Elizabeth Strout erzählt hier einmal mehr durch ihre Figur Lucy Barton. Wer die vorkommenden Figuren nicht schon aus den Vorgänger kennt, kann der Handlung aber problemlos folgen, Vorkenntnisse sind nicht erforderlich.

Das Cover finde ich sehr ansprechend, dass das Bild einen direkten Bezug zum Inhalt hat, ebenso wie der Titel, finde ich sehr gelungen.

Lucy hat auch nach der Scheidung immer noch einen guten und regen Kontakt zu William, dem Vater ihrer zwei Töchter. Den Tod ihres zweiten Mannes David, ihrer großen Liebe, hat sie einigermaßen verwunden, sie hat aus dieser tiefen liebevollen Beziehung eine besondere Stärke und Festigkeit für sich gezogen. David war ihr Seelenverwandter.

In diesem Buch erzählt Lucy über William. Wie eine Erzählerin, die einem gegenüber sitzt, schweift sie immer mal wieder ab und es kommen auch andere Themen und Personen vor.

William hat sie die zahlreichen Affären, die er während ihrer Ehe unterhielt, verzeihen können. Sie pflegen nun eine gute Freundschaft und so ist es naheliegend, dass er Lucy um Hilfe bittet, als sein Leben ungewollt eine gravierende Wendung nimmt. Über Lucy wird William hier klar porträtiert und teilweise auch analysiert. Seine Familiengeschichte und seine aktuelle Entwicklung sind gut dargestellt und wirken authentisch. Über die Schilderung der gemeinsam verbrachten Zeit in der Vergangenheit und Gegenwart erfährt man auch viel über Lucy, ihr Leben und ihren Charakter.

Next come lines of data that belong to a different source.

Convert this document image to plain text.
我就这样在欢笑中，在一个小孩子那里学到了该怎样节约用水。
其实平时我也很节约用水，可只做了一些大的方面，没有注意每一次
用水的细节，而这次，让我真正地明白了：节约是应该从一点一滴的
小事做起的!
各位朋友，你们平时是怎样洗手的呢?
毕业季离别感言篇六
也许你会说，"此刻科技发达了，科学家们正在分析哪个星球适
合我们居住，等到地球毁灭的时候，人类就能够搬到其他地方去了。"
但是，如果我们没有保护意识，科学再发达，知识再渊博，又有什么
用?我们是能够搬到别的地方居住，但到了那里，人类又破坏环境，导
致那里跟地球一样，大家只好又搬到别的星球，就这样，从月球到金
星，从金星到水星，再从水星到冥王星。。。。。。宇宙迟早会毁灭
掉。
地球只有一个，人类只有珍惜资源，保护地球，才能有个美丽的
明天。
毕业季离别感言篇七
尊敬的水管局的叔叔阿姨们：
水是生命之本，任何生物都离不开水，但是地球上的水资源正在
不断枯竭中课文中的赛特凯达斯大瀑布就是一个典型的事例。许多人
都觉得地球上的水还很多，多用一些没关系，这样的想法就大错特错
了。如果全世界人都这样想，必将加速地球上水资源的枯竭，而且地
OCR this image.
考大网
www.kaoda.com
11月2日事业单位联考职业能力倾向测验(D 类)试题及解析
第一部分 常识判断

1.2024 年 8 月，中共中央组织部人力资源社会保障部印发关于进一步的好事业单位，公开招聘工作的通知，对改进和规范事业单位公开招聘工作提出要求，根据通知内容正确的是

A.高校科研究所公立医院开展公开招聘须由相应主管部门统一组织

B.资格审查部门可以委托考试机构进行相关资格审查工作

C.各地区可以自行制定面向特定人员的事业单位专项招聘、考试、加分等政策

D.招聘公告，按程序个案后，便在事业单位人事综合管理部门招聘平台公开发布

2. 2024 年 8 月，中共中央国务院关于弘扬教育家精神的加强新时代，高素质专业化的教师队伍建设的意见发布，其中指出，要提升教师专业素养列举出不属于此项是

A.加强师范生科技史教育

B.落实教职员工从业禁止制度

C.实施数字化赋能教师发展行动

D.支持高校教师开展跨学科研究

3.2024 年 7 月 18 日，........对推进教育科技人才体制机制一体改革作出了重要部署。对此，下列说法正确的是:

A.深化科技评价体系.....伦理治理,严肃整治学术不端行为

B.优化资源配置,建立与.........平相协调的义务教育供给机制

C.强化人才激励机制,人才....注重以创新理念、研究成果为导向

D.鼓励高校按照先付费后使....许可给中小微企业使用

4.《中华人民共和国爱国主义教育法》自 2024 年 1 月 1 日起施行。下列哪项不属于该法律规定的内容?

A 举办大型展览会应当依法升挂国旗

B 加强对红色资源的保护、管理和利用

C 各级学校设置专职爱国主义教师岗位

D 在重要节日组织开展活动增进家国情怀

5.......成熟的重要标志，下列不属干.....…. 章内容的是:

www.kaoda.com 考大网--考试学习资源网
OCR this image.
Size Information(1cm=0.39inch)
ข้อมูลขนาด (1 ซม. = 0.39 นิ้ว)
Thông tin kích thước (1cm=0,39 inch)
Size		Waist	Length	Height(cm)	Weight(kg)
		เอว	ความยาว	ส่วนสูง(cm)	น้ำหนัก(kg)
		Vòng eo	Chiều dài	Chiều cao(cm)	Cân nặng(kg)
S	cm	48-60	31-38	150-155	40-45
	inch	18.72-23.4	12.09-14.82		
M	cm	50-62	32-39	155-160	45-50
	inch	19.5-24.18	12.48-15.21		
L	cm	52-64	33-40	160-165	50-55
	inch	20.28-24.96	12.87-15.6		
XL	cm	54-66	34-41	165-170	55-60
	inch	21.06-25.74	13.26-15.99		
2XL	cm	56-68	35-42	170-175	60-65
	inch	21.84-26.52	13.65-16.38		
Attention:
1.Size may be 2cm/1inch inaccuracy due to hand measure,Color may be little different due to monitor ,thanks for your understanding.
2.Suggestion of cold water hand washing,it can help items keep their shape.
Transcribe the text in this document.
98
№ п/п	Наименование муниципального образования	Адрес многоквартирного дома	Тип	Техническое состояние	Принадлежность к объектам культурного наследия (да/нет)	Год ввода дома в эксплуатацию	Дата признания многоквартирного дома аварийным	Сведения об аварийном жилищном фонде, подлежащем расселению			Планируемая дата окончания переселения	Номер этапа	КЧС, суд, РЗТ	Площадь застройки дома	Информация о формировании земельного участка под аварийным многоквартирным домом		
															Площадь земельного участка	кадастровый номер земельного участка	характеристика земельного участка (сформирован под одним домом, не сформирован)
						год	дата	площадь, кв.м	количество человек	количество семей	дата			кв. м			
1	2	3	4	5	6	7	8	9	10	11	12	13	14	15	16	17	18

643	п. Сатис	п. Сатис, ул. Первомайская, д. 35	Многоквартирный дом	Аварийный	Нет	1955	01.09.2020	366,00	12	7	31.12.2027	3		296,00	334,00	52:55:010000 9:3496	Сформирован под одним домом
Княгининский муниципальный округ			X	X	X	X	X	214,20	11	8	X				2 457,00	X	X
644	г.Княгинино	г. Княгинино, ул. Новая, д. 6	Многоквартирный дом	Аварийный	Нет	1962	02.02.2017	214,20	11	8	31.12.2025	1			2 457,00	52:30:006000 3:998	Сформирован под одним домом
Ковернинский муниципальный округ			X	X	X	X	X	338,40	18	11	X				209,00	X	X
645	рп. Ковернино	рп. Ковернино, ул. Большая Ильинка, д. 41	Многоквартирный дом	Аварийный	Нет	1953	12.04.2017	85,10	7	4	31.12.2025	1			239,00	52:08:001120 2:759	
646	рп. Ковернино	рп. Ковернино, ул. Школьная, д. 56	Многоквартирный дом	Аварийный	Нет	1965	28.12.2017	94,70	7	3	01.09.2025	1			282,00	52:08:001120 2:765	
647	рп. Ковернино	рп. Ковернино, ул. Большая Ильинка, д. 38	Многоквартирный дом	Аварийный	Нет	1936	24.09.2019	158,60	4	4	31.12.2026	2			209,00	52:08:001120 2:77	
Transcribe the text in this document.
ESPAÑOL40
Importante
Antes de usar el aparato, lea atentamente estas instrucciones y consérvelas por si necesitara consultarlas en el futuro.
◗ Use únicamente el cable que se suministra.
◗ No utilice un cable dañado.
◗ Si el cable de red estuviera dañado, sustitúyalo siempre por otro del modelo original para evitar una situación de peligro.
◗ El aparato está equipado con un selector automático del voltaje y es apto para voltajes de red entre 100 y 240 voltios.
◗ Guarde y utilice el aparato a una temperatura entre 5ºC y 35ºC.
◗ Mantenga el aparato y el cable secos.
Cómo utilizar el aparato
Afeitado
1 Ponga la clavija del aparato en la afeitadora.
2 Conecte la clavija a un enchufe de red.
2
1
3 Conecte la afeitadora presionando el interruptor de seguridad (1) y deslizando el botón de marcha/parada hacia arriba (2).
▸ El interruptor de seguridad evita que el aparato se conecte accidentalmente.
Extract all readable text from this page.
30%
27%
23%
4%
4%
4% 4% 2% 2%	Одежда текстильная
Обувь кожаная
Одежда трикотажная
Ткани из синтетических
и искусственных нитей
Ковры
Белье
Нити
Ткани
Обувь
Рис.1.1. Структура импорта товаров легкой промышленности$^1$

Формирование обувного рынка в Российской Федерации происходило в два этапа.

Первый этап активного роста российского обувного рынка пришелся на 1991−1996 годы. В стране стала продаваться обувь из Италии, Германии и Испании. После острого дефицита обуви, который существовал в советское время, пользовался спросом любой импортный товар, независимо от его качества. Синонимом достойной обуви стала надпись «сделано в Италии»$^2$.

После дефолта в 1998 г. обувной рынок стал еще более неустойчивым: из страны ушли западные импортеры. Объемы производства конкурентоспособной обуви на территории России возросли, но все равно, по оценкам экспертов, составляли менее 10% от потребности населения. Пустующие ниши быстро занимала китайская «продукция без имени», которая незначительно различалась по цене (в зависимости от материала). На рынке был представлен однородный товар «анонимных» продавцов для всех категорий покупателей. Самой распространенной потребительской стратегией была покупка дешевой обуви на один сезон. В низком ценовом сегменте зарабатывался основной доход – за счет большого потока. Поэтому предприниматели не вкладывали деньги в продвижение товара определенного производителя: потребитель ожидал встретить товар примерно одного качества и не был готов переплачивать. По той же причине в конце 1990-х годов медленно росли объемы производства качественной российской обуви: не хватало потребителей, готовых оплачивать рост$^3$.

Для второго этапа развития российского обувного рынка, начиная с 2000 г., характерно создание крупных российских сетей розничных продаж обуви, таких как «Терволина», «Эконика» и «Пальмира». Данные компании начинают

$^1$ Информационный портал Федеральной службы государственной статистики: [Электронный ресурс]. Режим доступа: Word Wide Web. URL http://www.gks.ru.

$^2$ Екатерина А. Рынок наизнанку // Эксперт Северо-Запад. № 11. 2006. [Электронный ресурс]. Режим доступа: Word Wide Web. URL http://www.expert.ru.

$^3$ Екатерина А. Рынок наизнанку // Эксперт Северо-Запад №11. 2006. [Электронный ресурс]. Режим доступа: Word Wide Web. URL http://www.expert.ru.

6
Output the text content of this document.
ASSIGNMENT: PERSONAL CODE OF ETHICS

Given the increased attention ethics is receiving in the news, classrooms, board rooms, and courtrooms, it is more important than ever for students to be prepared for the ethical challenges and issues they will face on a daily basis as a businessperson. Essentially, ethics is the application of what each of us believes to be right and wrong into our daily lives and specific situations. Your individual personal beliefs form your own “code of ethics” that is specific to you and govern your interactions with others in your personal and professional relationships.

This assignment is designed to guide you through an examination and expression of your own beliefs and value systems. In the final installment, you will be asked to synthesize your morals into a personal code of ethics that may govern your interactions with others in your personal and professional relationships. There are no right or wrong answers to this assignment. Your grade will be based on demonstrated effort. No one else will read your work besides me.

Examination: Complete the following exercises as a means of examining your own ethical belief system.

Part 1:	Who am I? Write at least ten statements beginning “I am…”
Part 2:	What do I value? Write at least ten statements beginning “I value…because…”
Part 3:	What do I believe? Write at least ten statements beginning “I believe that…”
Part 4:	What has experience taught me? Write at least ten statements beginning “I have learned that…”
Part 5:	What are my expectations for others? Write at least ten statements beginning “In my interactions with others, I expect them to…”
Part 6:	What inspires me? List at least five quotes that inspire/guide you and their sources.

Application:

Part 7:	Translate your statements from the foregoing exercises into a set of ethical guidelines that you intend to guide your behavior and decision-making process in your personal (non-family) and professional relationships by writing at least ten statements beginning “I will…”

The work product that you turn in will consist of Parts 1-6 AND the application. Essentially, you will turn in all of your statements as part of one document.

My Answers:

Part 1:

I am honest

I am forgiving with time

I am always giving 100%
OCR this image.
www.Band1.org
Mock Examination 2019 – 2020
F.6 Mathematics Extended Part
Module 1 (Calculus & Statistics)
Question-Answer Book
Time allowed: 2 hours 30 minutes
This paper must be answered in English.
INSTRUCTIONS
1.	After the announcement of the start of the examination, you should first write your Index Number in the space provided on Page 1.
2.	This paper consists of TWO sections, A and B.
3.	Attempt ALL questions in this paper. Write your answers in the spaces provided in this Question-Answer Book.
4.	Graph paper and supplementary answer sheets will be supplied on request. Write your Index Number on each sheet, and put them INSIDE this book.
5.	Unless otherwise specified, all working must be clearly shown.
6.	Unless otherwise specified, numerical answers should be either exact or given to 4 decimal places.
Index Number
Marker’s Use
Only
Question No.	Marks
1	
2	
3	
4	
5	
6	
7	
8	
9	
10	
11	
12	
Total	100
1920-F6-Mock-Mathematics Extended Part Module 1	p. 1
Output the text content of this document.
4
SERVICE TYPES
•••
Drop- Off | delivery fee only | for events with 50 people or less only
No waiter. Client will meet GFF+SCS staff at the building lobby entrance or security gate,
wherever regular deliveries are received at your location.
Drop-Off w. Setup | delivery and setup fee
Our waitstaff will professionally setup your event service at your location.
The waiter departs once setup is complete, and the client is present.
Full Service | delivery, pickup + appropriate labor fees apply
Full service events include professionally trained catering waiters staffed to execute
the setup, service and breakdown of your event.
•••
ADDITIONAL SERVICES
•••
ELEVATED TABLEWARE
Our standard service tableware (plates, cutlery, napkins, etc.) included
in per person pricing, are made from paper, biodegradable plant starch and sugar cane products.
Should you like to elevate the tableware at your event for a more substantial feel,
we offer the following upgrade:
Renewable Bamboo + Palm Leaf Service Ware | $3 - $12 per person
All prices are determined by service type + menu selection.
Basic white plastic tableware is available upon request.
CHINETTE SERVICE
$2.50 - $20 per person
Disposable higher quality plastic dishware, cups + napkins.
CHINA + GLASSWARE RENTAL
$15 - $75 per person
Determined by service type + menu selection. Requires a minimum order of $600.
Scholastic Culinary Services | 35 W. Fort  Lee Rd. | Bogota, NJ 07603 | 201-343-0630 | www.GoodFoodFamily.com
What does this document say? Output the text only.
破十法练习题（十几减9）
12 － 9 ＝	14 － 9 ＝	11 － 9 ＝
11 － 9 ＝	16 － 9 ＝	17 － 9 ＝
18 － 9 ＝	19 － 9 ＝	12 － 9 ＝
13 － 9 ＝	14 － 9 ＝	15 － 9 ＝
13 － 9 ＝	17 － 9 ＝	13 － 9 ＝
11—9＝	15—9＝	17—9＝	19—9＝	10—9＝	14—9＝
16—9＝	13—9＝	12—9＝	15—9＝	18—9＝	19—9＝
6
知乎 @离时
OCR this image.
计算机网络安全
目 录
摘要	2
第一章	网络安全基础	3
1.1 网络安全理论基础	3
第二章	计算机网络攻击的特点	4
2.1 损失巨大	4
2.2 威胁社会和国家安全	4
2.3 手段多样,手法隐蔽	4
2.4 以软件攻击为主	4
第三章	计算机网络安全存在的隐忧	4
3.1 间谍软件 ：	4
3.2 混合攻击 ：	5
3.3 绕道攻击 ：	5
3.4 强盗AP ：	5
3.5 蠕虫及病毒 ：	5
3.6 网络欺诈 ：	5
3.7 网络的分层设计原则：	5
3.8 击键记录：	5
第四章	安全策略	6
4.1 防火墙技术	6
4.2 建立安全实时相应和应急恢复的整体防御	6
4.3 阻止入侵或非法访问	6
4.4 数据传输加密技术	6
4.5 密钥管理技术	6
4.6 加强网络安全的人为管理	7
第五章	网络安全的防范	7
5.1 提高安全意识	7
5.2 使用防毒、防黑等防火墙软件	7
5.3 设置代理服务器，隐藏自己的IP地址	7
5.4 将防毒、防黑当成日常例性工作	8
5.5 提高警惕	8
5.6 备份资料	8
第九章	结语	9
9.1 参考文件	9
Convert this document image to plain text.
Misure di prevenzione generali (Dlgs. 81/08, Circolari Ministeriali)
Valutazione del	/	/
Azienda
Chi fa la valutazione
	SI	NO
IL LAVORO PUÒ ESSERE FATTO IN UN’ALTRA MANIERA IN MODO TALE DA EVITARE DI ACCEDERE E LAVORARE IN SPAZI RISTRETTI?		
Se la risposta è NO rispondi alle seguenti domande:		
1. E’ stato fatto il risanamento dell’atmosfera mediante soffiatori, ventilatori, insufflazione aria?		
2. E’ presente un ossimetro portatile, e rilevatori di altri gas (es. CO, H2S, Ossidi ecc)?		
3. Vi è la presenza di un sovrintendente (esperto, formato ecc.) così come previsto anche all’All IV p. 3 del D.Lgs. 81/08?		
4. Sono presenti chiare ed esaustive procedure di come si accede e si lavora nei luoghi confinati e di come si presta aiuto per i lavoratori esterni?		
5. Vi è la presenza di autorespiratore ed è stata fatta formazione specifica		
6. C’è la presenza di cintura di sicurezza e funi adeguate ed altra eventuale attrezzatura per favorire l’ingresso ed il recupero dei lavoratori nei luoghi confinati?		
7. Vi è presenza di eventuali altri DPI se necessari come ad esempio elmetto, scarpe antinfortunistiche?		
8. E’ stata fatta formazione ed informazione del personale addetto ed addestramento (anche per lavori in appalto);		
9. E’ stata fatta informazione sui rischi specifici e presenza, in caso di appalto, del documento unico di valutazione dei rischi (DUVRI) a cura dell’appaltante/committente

Strout hat wie immer genau hingeschaut und detailliert beschrieben. Es gelingt ihr scheinbar mühelos mit der Betrachtung der Charakter zu fesseln, nebenbei deren Gefühle offenzulegen und die verpassten Gelegenheiten der Vergangenheit aufzuzeigen.

Es ist, als würde Lucy dem Leser direkt erzählen. Man fühlt sich angesprochen und hat ein bisschen teil am Leben dieser Menschen. Als Außenstehender kann man hier Parallelen zwischen den Beteiligten erkennen, Fehler und Gelegenheiten erkennen, Herzenswärme miterleben und auch so manches Mal "oh, William" seufzen.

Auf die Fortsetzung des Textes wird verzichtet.